1.              a) Les dispositions de la LPGA (loi fédérale du 6 octobre 2000 sur la partie générale du droit des assurances sociales, RS 830.1) s’appliquent à l'assurance-invalidité, à moins que la LAI (loi fédérale du 19 juin 1959 sur l'assurance-invalidité, RS 831.20) n'y déroge expressément (art. 1 al. 1 LAI).

 

              L'art. 69 al. 1 let. a LAI dispose qu'en dérogation aux art. 52 LPGA (qui prévoit une procédure d'opposition) et 58 LPGA (qui consacre la compétence du tribunal des assurances du canton de domicile de l'assuré ou d'une autre partie au moment du dépôt du recours), les décisions des offices AI cantonaux peuvent directement faire l'objet d'un recours devant le tribunal des assurances du domicile de l'office concerné.

 

              b) La procédure devant le tribunal cantonal des assurances institué par chaque canton en application de l'art. 57 LPGA est réglée par le droit cantonal, sous réserve de l'art. 1 al. 3 PA (loi fédérale du 20 décembre 1968 sur la procédure administrative, RS 172.021) et des exigences minimales prévues par l'art. 61 LPGA. Dans le canton de Vaud, la procédure de recours est régie par la LPA-VD (loi cantonale vaudoise du 28 octobre 2008 sur la procédure administrative, RSV 173.36), qui s'applique notamment aux recours dans le domaine des assurances sociales (art. 2 al. 1 let. c LPA-VD) et prévoit à cet égard la compétence de la Cour des assurances sociales du Tribunal cantonal (art. 93 let. a LPA-VD).

 

              c) Interjeté en temps utile, compte tenu des féries judiciaires d’hiver (cf. art. 38 al. 4 let. c LPGA), auprès du tribunal compétent et satisfaisant aux autres conditions de forme prévues par la loi (art. 61 let. b LPGA), le recours est recevable.

 

2.              En l'espèce, est litigieux le degré d'impotence. Le recourant soutient qu’il a aussi besoin d’aide pour l’acte « se lever, s’asseoir, se coucher », et qu’une allocation pour impotent de degré grave devrait lui être octroyée.

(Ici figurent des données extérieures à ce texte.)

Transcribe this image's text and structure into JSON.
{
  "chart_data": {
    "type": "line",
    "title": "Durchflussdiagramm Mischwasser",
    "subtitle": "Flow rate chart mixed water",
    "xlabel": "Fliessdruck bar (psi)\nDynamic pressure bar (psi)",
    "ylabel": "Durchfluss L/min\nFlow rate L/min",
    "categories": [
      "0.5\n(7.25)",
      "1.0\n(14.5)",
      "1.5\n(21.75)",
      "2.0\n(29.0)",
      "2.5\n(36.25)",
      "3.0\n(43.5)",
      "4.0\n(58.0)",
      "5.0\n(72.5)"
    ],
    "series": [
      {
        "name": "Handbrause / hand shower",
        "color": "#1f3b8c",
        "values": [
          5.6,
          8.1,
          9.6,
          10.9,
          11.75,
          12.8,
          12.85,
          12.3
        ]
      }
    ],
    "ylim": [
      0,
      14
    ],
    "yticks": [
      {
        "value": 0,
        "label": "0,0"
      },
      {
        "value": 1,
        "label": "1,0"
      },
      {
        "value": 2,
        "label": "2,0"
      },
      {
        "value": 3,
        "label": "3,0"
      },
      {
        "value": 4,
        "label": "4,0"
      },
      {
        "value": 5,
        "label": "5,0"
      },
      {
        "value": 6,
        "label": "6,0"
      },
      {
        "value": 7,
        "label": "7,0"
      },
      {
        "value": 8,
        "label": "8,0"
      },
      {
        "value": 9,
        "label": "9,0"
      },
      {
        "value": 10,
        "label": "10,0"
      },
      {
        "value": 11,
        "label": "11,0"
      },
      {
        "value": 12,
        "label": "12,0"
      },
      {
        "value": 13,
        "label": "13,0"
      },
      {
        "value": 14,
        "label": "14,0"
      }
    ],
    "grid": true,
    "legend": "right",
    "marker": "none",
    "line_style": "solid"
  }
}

En réplique, il invoque une aggravation de son état par rapport au moment où le recours a été déposé.

             

              a) Selon l'art. 9 LPGA, est réputée impotente toute personne qui, en raison d’une atteinte à sa santé, a besoin de façon permanente de l’aide d’autrui ou d’une surveillance personnelle pour accomplir des actes élémentaires de la vie quotidienne.

 

Selon l'art. 42 LAI, les assurés impotents (art. 9 LPGA) qui ont leur domicile et leur résidence habituelle (art. 13 LPGA) en Suisse ont droit à une allocation pour impotent; l’art. 42bis (disposition pour les mineurs) est réservé (al. 1).

 

Aux termes de l’art. 42ter al. 1 LAI, le degré d'impotence est déterminant pour fixer le montant de l'allocation pour impotent. Celle-ci est versée individuellement et doit faciliter les choix dans les domaines centraux de la vie. L'allocation mensuelle se monte, lorsque l'impotence est grave, à 80 % du montant maximum de la rente de vieillesse prévu à l'art. 34, al. 3 et 5, LAVS (loi fédérale sur l’assurance-vieillesse et survivants du 20 décembre 1946, RS 831.10) ; elle se monte, lorsque l'impotence est moyenne, à 50 % de ce montant et, lorsqu'elle est faible, à 20 % du même montant.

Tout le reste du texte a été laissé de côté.